My photo
ALBERT B. CASUGA, a Philippine-born writer, lives in Mississauga, Ontario, Canada, where he continues to write poetry, fiction, and criticism after his retirement from teaching and serving as an elected member of his region's school board. He was nominated to the Mississauga Arts Council Literary Awards in 2007. A graduate of the Royal and Pontifical University of St. Thomas (now University of Santo Tomas, Manila. Literature and English, magna cum laude), he taught English and Literature (Criticism, Theory, and Creative Writing) at the Philippines' De La Salle University and San Beda College. He has authored books of poetry, short stories, literary theory and criticism. He has won awards for his works in Canada, the U.S.A., and the Philippines. His latest work, A Theory of Echoes and Other Poems was published February 2009 by the University of Santo Tomas Publishing House. His fiction and poetry were published by online literary journals Asia Writes and Coastal Poems recently. He was a Fellow at the 1972 Silliman University Writers Workshop, Philippines.
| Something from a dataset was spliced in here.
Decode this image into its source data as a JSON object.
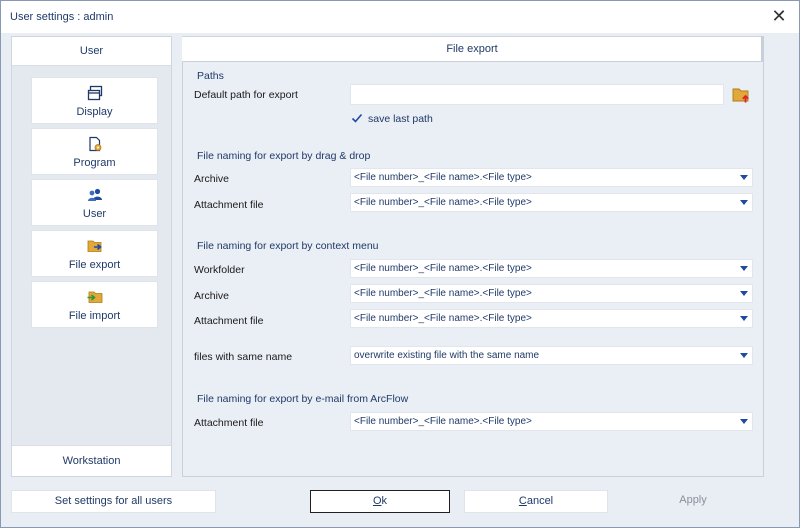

As a journalist, he worked with the United Press International and wrote an art column for the defunct Philippines Herald.

Monday, June 25, 2012

OBLIVION

Photo by Jongjong Espanto, San Fernando City, La Union, Philippines



OBLIVION


(For My Hometown, San Fernando)


"La muerte no llega con la vejez, sino con el olvido."---Gabriel Garcia Marquez*


1.

How much do I remember of your bay?
What sunsets have faded in my mind?
I scour a gray horizon, and I see gloom.


Yet I am not ready to surrender my hold
on those sundowns I must have hoarded
as time for me to catch you from a perch,


a hillock choked by blazing arbol de fuego,
lining the road down like flamenco dancers
as you feigned fear of descent and I, your


emboldened caballero, held you tightly,
surely, wherever I could snuggle close
to smell the whiff of dried sweat on you.



 2.

We will climb that hill again, won’t we?
There is a misplaced pagoda up there now,
a lookout we would have claimed our nook

When you were but a ticklish sweetheart
of a flirt, and I a wild-eyed swain waiting
for some summer breeze to blow your skirt


off your glistening legs moistened by heat
that became your lame excuse to giggle
as you shook my hands off your bare back:


O, they are sticky, you protested coyly then,
but when was the last time we laughed like
innocent lovers hiding from vile mongers


fearful that we could not wrap each other
into trembling arms as we rolled on grass
under the ancient acacia guarding the hill?



3.

I remember. I remember. How could we
have ignored the fury within us? A brave
heart will not forget, will it? Would it?


Here I am, back on the hill, looking at the bay,
answering my own murmured questions. You
would not have remembered anything, anyway.



---Albert B. Casuga
06-25-12



*Death does not arrive with old age, but with oblivion.



 

2 comments:

Hannah Stephenson said...

What a question---does a brave heart forget or remember? I'm not sure which it is.

I was talking with a writer recently, and we were saying that we both can remember things from when we were very young, very vividly. Maybe writers (and artists) have really strong memories.

ALBERT B. CASUGA said...

If Garcia Marquez is right, then we hope we have strong memories; death arrives with oblivion. Your poem today Plus One asks riveting questions likewise. Guess what? I will attempt to answer them in today's birthing. (Poets are old souls, Hannah---hence, the long long memories spanning dimensions.) (:--)] That makes you and I venerable?